Balancer Hit by $128 Million Cross-Chain Exploit, Triggering Berachain Fork and Renewed DeFi Security Concerns

Access-Control Flaw in Balancer V2 Vaults Sparks One of 2025’s Largest Multi-Chain DeFi Attacks
TL;DR
- Over $128 million drained across six blockchains from Balancer V2 vaults after an access-control flaw was exploited.
- Berachain halted operations and launched an emergency hard fork due to exposure through Balancer-derived code.
- Balancer offered a 20 % bounty and warned the attacker of identifiable access logs linking IPs to on-chain activity.
Balancer, one of DeFi’s longest-running automated market makers, faced a severe security breach on November 3 2025, when an exploit reportedly drained more than $128 million worth of digital assets across six blockchains. The incident quickly escalated into one of the year’s largest cross-chain DeFi hacks, hitting Ethereum, Arbitrum, Base, Sonic, Optimism, and Polygon networks simultaneously.
The breach originated from a faulty access-control check inside Balancer V2 vault contracts, allowing the attacker to issue unauthorized withdrawal commands. Blockchain analysts from Nansen, PeckShield, and Lookonchain traced the earliest suspicious transfers totaling $70.9 million in staked Ether tokens, including 6,850 StakeWise Staked ETH (OSETH), 6,590 Wrapped Ether (WETH), and 4,260 Lido wstETH. Over the next few hours, the estimated losses rose to $116.6 million before settling above $128.64 million as further cross-chain vaults were compromised.
The Balancer team confirmed the exploit through an official X post, saying its “engineering and security teams are investigating with high priority.” Analysts described the flaw as a classic access-authorization oversight in smart-contract logic, where a missing validation check enabled the attacker to trigger withdrawals across shared liquidity vaults. Nicolai of Nansen remarked, “Losses are now greater than $100 million and have affected Balancer V2 plus various forks.” The exploit’s multi-chain spread was facilitated by Balancer’s composable architecture, allowing multiple pools to share common logic. That design efficiency turned into systemic exposure once the attacker manipulated callback handling across integrated chains.

A dormant wallet inactive for three years suddenly reactivated during the hack, withdrawing large sums from Balancer pools. Forensics from PeckShield identified that the attacker’s addresses have not yet swapped or laundered most of the stolen tokens, leaving the assets largely in wrapped or staked Ether derivatives.

Balancer published an on-chain message to the exploiter offering a 20 percent white-hat bounty if the funds are returned in full. The message included a direct warning that network partners had collected access-log metadata linking specific IP ranges and ingress timestamps to the attacker’s blockchain transactions. Security firm Cyvers added that total cross-chain activity connected to the breach could exceed $84 million beyond the initially confirmed amount.

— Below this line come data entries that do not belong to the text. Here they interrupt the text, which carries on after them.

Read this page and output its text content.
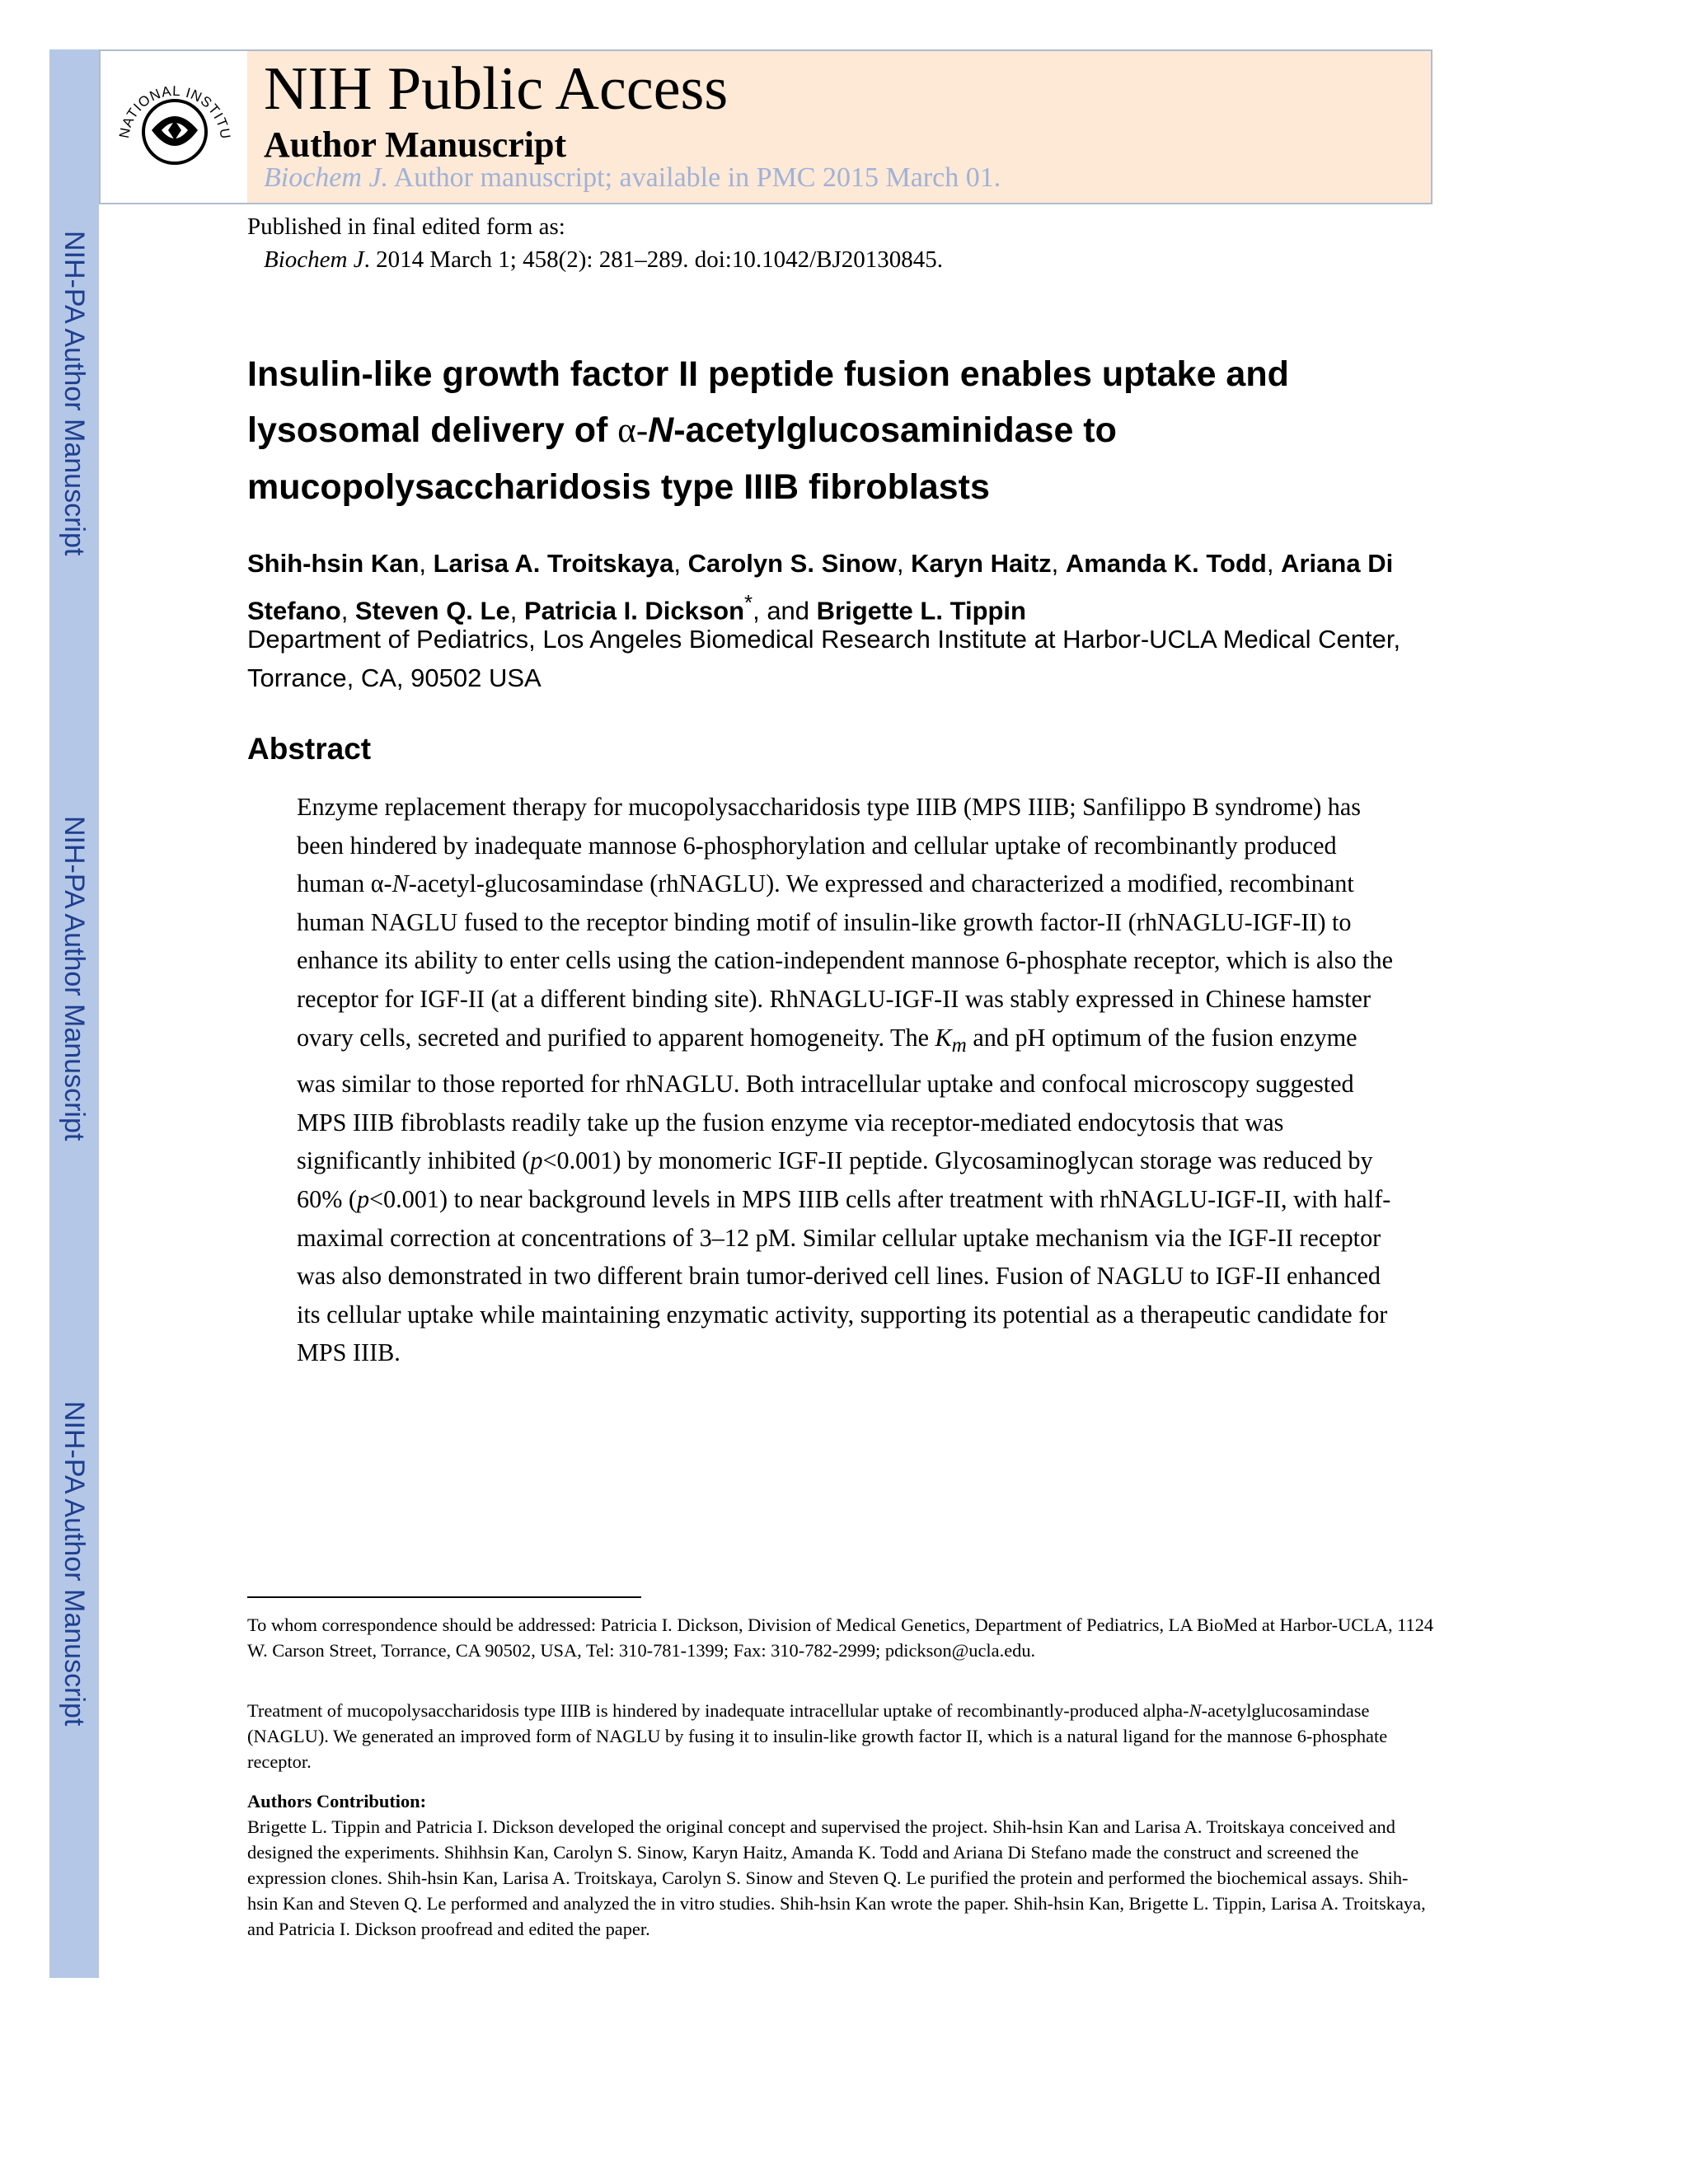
NIH-PA Author Manuscript
NIH-PA Author Manuscript
NIH-PA Author Manuscript
NATIONAL INSTITU
NIH Public Access
Author Manuscript
Biochem J. Author manuscript; available in PMC 2015 March 01.
Published in final edited form as:
Biochem J. 2014 March 1; 458(2): 281–289. doi:10.1042/BJ20130845.
Insulin-like growth factor II peptide fusion enables uptake and lysosomal delivery of α-N-acetylglucosaminidase to mucopolysaccharidosis type IIIB fibroblasts
Shih-hsin Kan, Larisa A. Troitskaya, Carolyn S. Sinow, Karyn Haitz, Amanda K. Todd, Ariana Di Stefano, Steven Q. Le, Patricia I. Dickson*, and Brigette L. Tippin
Department of Pediatrics, Los Angeles Biomedical Research Institute at Harbor-UCLA Medical Center, Torrance, CA, 90502 USA
Abstract
Enzyme replacement therapy for mucopolysaccharidosis type IIIB (MPS IIIB; Sanfilippo B syndrome) has been hindered by inadequate mannose 6-phosphorylation and cellular uptake of recombinantly produced human α-N-acetyl-glucosamindase (rhNAGLU). We expressed and characterized a modified, recombinant human NAGLU fused to the receptor binding motif of insulin-like growth factor-II (rhNAGLU-IGF-II) to enhance its ability to enter cells using the cation-independent mannose 6-phosphate receptor, which is also the receptor for IGF-II (at a different binding site). RhNAGLU-IGF-II was stably expressed in Chinese hamster ovary cells, secreted and purified to apparent homogeneity. The $K_m$ and pH optimum of the fusion enzyme was similar to those reported for rhNAGLU. Both intracellular uptake and confocal microscopy suggested MPS IIIB fibroblasts readily take up the fusion enzyme via receptor-mediated endocytosis that was significantly inhibited (p<0.001) by monomeric IGF-II peptide. Glycosaminoglycan storage was reduced by 60% (p<0.001) to near background levels in MPS IIIB cells after treatment with rhNAGLU-IGF-II, with half-maximal correction at concentrations of 3–12 pM. Similar cellular uptake mechanism via the IGF-II receptor was also demonstrated in two different brain tumor-derived cell lines. Fusion of NAGLU to IGF-II enhanced its cellular uptake while maintaining enzymatic activity, supporting its potential as a therapeutic candidate for MPS IIIB.
To whom correspondence should be addressed: Patricia I. Dickson, Division of Medical Genetics, Department of Pediatrics, LA BioMed at Harbor-UCLA, 1124 W. Carson Street, Torrance, CA 90502, USA, Tel: 310-781-1399; Fax: 310-782-2999; pdickson@ucla.edu.
Treatment of mucopolysaccharidosis type IIIB is hindered by inadequate intracellular uptake of recombinantly-produced alpha-N-acetylglucosamindase (NAGLU). We generated an improved form of NAGLU by fusing it to insulin-like growth factor II, which is a natural ligand for the mannose 6-phosphate receptor.
Authors Contribution:
Brigette L. Tippin and Patricia I. Dickson developed the original concept and supervised the project. Shih-hsin Kan and Larisa A. Troitskaya conceived and designed the experiments. Shihhsin Kan, Carolyn S. Sinow, Karyn Haitz, Amanda K. Todd and Ariana Di Stefano made the construct and screened the expression clones. Shih-hsin Kan, Larisa A. Troitskaya, Carolyn S. Sinow and Steven Q. Le purified the protein and performed the biochemical assays. Shih-hsin Kan and Steven Q. Le performed and analyzed the in vitro studies. Shih-hsin Kan wrote the paper. Shih-hsin Kan, Brigette L. Tippin, Larisa A. Troitskaya, and Patricia I. Dickson proofread and edited the paper.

The shockwaves extended beyond Balancer’s ecosystem. Berachain, a network utilizing Balancer V2-based contracts for its decentralized exchange BEX, was forced to halt block production and execute an emergency hard fork to isolate the compromised vault logic. The Berachain Foundation stated, “Validators have coordinated to purposefully halt the network as the core team performs an emergency hard fork to address Balancer V2-related exploits.” Approximately $12 million in user assets on Berachain were placed at risk during containment. Market analysts flagged this event as a major stress test for cross-chain interoperability, with shared DeFi architectures exposing multiple ecosystems to cascading vulnerabilities.

The protocol’s native token BAL fell by over 11 percent following the incident, while Balancer’s total value locked plunged from $750 million to below $620 million within 24 hours, according to aggregated crypto price index data. The coin market cap contraction reflected investor caution, echoing similar sentiment seen during earlier protocol incidents. Despite the breach, Balancer’s V3 deployment remained operational and reportedly unaffected, though deposits and withdrawals in affected V2 pools were frozen pending audit verification. Security specialists urged users to revoke contract approvals using tools like Revoke Cash or Etherscan to prevent further losses.
Historically, Balancer has endured multiple security setbacks. A June 2020 flash-loan exploit drained $500,000 in tokens; an August 2023 vulnerability led to nearly $1 million in stablecoin losses; and a September 2023 DNS hijack stole $238,000 through its web front end. This latest incident, however, eclipses prior breaches both in scale and complexity, reigniting debate over DeFi’s composability risks.
Experts warned that even audited contracts—Balancer V2 underwent over 10 independent reviews—remain vulnerable when core logic is shared across multiple networks. The episode may attract renewed regulatory scrutiny over cross-chain DeFi security and smart-contract governance, especially as institutional interest continues to expand. Analysts noted that while the broader crypto price has stayed relatively stable, investor focus is shifting toward liquidity safety and code transparency rather than short-term coin market cap fluctuations.
This article has been refined and enhanced by ChatGPT.